Will users read an OA e-book?

Janneke Adema, Open Access and eBooks, Open Reflections, October 18, 2008.

One of the most heard objectives against eBooks ... is that nobody is going to read a whole book from a screen. Especially in the Humanities, [where] long stretched arguments are laid out over hundreds of pages, scholars and students will prefer a solid hard copy over reading from the screen.

Reading attitudes are changing however. ... [A]t the London Book Fair of this year, David Nicolas, a member of the eBooks Observatory research team, said that eBooks have reached the tipping point. The reading behavior of students is changing as they are much less reading the whole book online as they are viewing the book. This means that the whole book is no longer the unit of consumption in an online environment but rather chapters or even paragraphs.

As the preliminary research results of the eBook Observatory project show, people are reading books on their computers. ...
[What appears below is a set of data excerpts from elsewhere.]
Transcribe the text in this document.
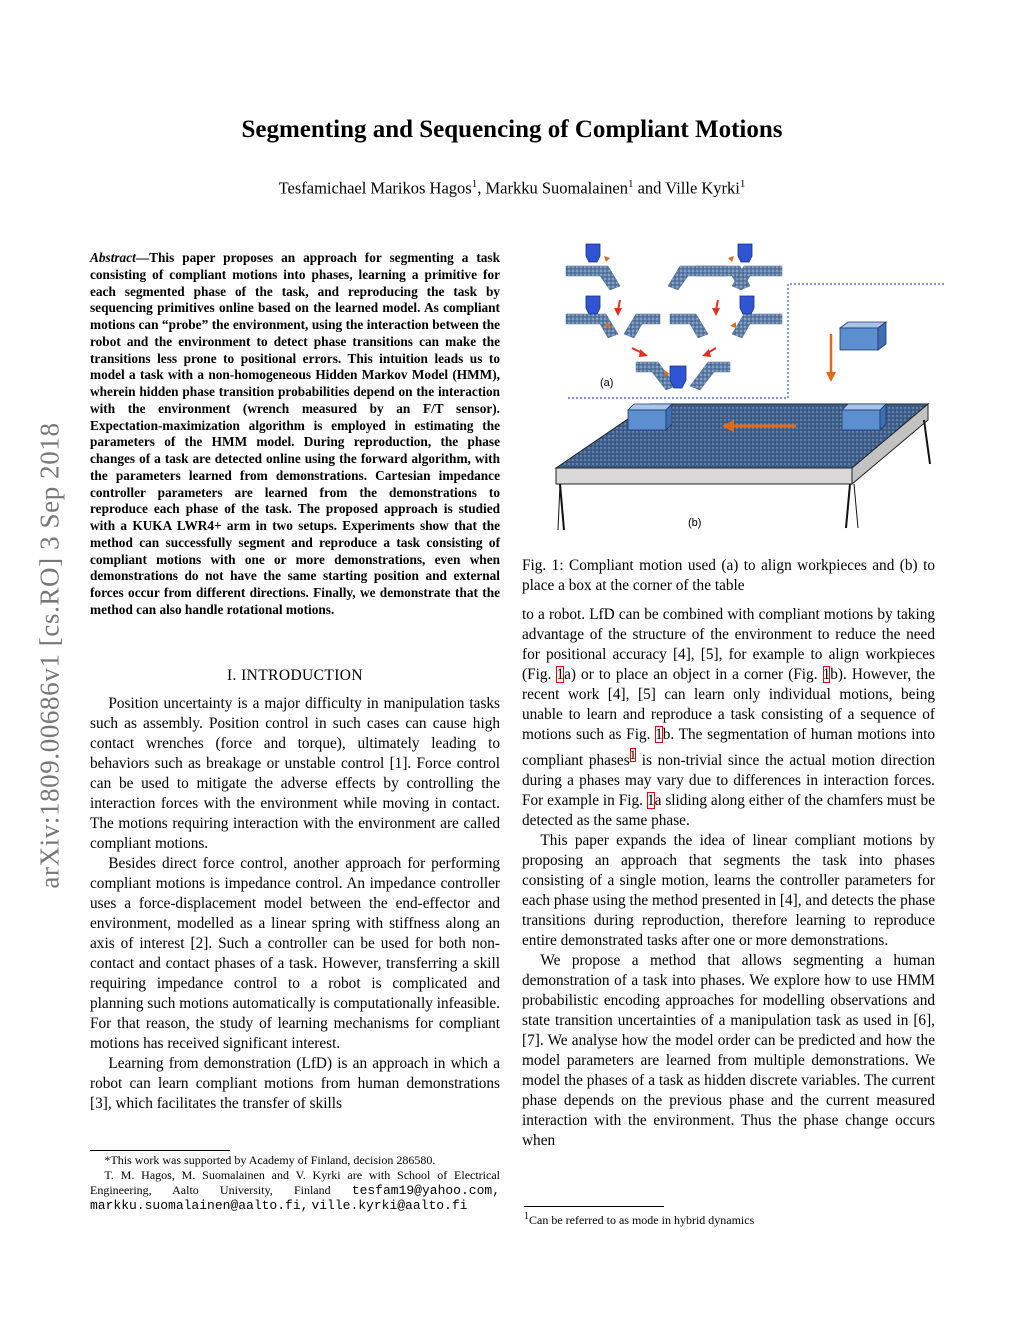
Segmenting and Sequencing of Compliant Motions
Tesfamichael Marikos Hagos$^1$, Markku Suomalainen$^1$ and Ville Kyrki$^1$
arXiv:1809.00686v1 [cs.RO] 3 Sep 2018
Abstract—This paper proposes an approach for segmenting a task consisting of compliant motions into phases, learning a primitive for each segmented phase of the task, and reproducing the task by sequencing primitives online based on the learned model. As compliant motions can “probe” the environment, using the interaction between the robot and the environment to detect phase transitions can make the transitions less prone to positional errors. This intuition leads us to model a task with a non-homogeneous Hidden Markov Model (HMM), wherein hidden phase transition probabilities depend on the interaction with the environment (wrench measured by an F/T sensor). Expectation-maximization algorithm is employed in estimating the parameters of the HMM model. During reproduction, the phase changes of a task are detected online using the forward algorithm, with the parameters learned from demonstrations. Cartesian impedance controller parameters are learned from the demonstrations to reproduce each phase of the task. The proposed approach is studied with a KUKA LWR4+ arm in two setups. Experiments show that the method can successfully segment and reproduce a task consisting of compliant motions with one or more demonstrations, even when demonstrations do not have the same starting position and external forces occur from different directions. Finally, we demonstrate that the method can also handle rotational motions.
I. INTRODUCTION

Position uncertainty is a major difficulty in manipulation tasks such as assembly. Position control in such cases can cause high contact wrenches (force and torque), ultimately leading to behaviors such as breakage or unstable control [1]. Force control can be used to mitigate the adverse effects by controlling the interaction forces with the environment while moving in contact. The motions requiring interaction with the environment are called compliant motions.

Besides direct force control, another approach for performing compliant motions is impedance control. An impedance controller uses a force-displacement model between the end-effector and environment, modelled as a linear spring with stiffness along an axis of interest [2]. Such a controller can be used for both non-contact and contact phases of a task. However, transferring a skill requiring impedance control to a robot is complicated and planning such motions automatically is computationally infeasible. For that reason, the study of learning mechanisms for compliant motions has received significant interest.

Learning from demonstration (LfD) is an approach in which a robot can learn compliant motions from human demonstrations [3], which facilitates the transfer of skills

*This work was supported by Academy of Finland, decision 286580.

T. M. Hagos, M. Suomalainen and V. Kyrki are with School of Electrical Engineering, Aalto University, Finland tesfam19@yahoo.com, markku.suomalainen@aalto.fi, ville.kyrki@aalto.fi

(a)
(b)
Fig. 1: Compliant motion used (a) to align workpieces and (b) to place a box at the corner of the table

to a robot. LfD can be combined with compliant motions by taking advantage of the structure of the environment to reduce the need for positional accuracy [4], [5], for example to align workpieces (Fig. 1a) or to place an object in a corner (Fig. 1b). However, the recent work [4], [5] can learn only individual motions, being unable to learn and reproduce a task consisting of a sequence of motions such as Fig. 1b. The segmentation of human motions into compliant phases$^1$ is non-trivial since the actual motion direction during a phases may vary due to differences in interaction forces. For example in Fig. 1a sliding along either of the chamfers must be detected as the same phase.

This paper expands the idea of linear compliant motions by proposing an approach that segments the task into phases consisting of a single motion, learns the controller parameters for each phase using the method presented in [4], and detects the phase transitions during reproduction, therefore learning to reproduce entire demonstrated tasks after one or more demonstrations.

We propose a method that allows segmenting a human demonstration of a task into phases. We explore how to use HMM probabilistic encoding approaches for modelling observations and state transition uncertainties of a manipulation task as used in [6], [7]. We analyse how the model order can be predicted and how the model parameters are learned from multiple demonstrations. We model the phases of a task as hidden discrete variables. The current phase depends on the previous phase and the current measured interaction with the environment. Thus the phase change occurs when

$^1$Can be referred to as mode in hybrid dynamics
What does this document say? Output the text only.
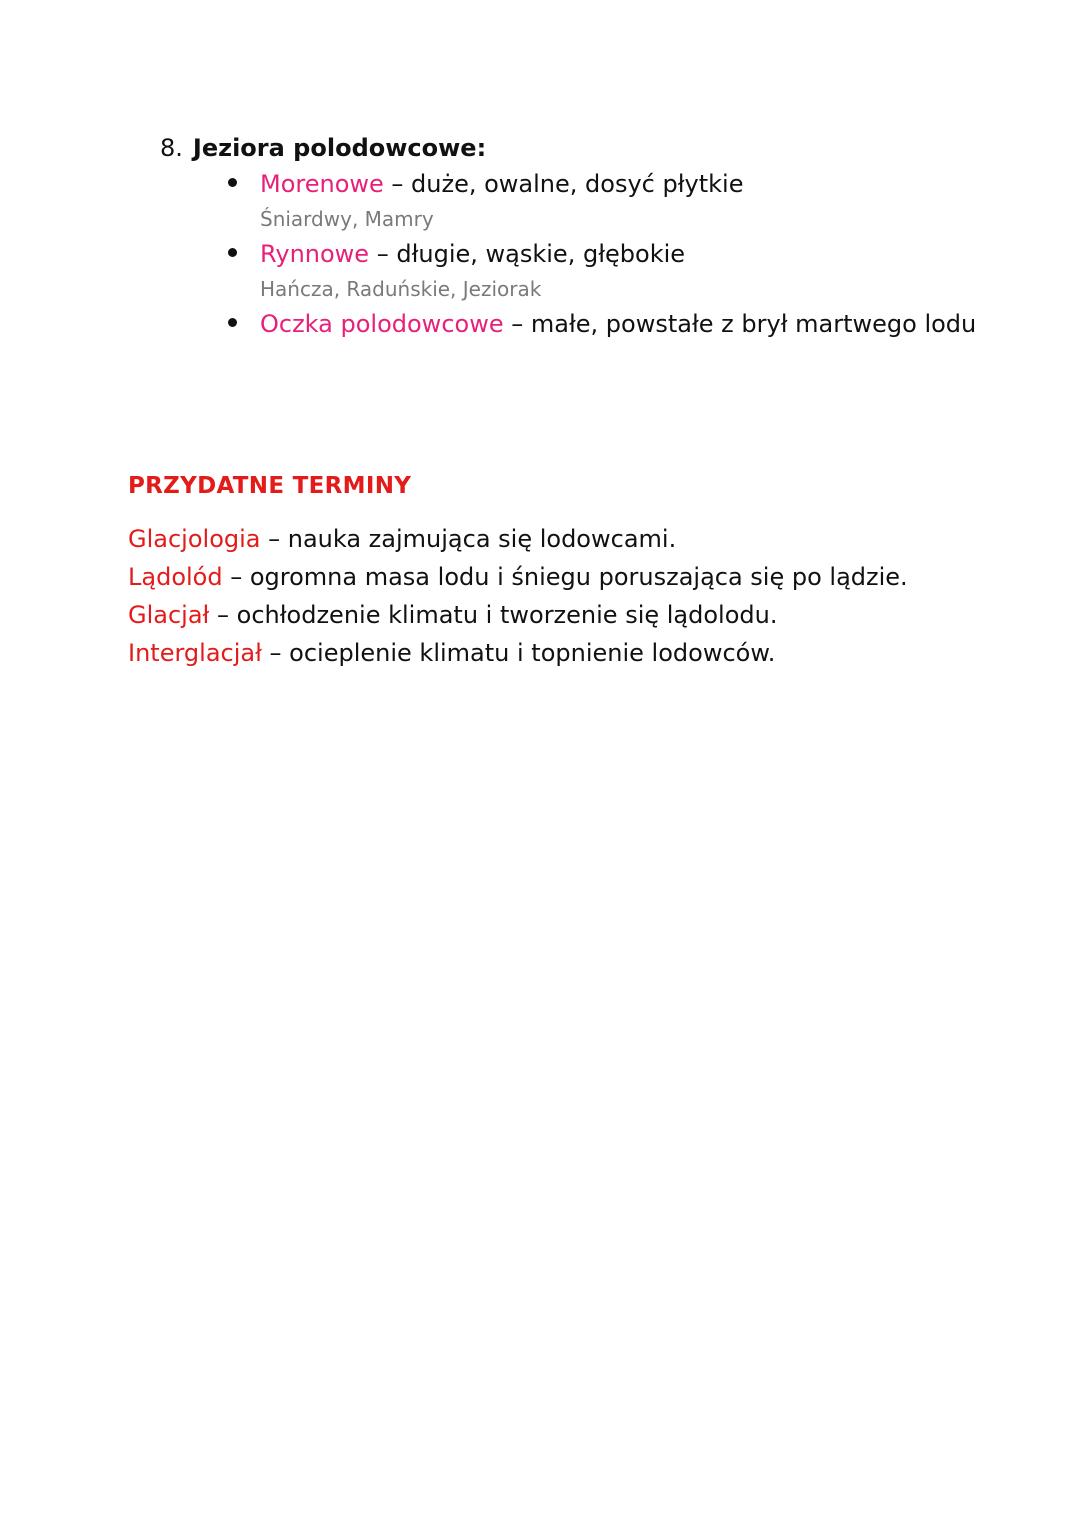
8. Jeziora polodowcowe:
Morenowe – duże, owalne, dosyć płytkie
Śniardwy, Mamry
Rynnowe – długie, wąskie, głębokie
Hańcza, Raduńskie, Jeziorak
Oczka polodowcowe – małe, powstałe z brył martwego lodu
PRZYDATNE TERMINY
Glacjologia – nauka zajmująca się lodowcami.
Lądolód – ogromna masa lodu i śniegu poruszająca się po lądzie.
Glacjał – ochłodzenie klimatu i tworzenie się lądolodu.
Interglacjał – ocieplenie klimatu i topnienie lodowców.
In order to find out if scholars and students in the Humanities will increasingly read monographs online, a lot more eBook content is needed in this field. This is one of the targets of the OAPEN project. ... The OAPEN project might ... create critical mass ... for research about changing user needs, as the JISC survey has done. And as these two innovative projects show or will show, people are reading books from a screen and probably will do so increasingly. And with this one of the main objectives against Open Access eBooks is being more and more contested.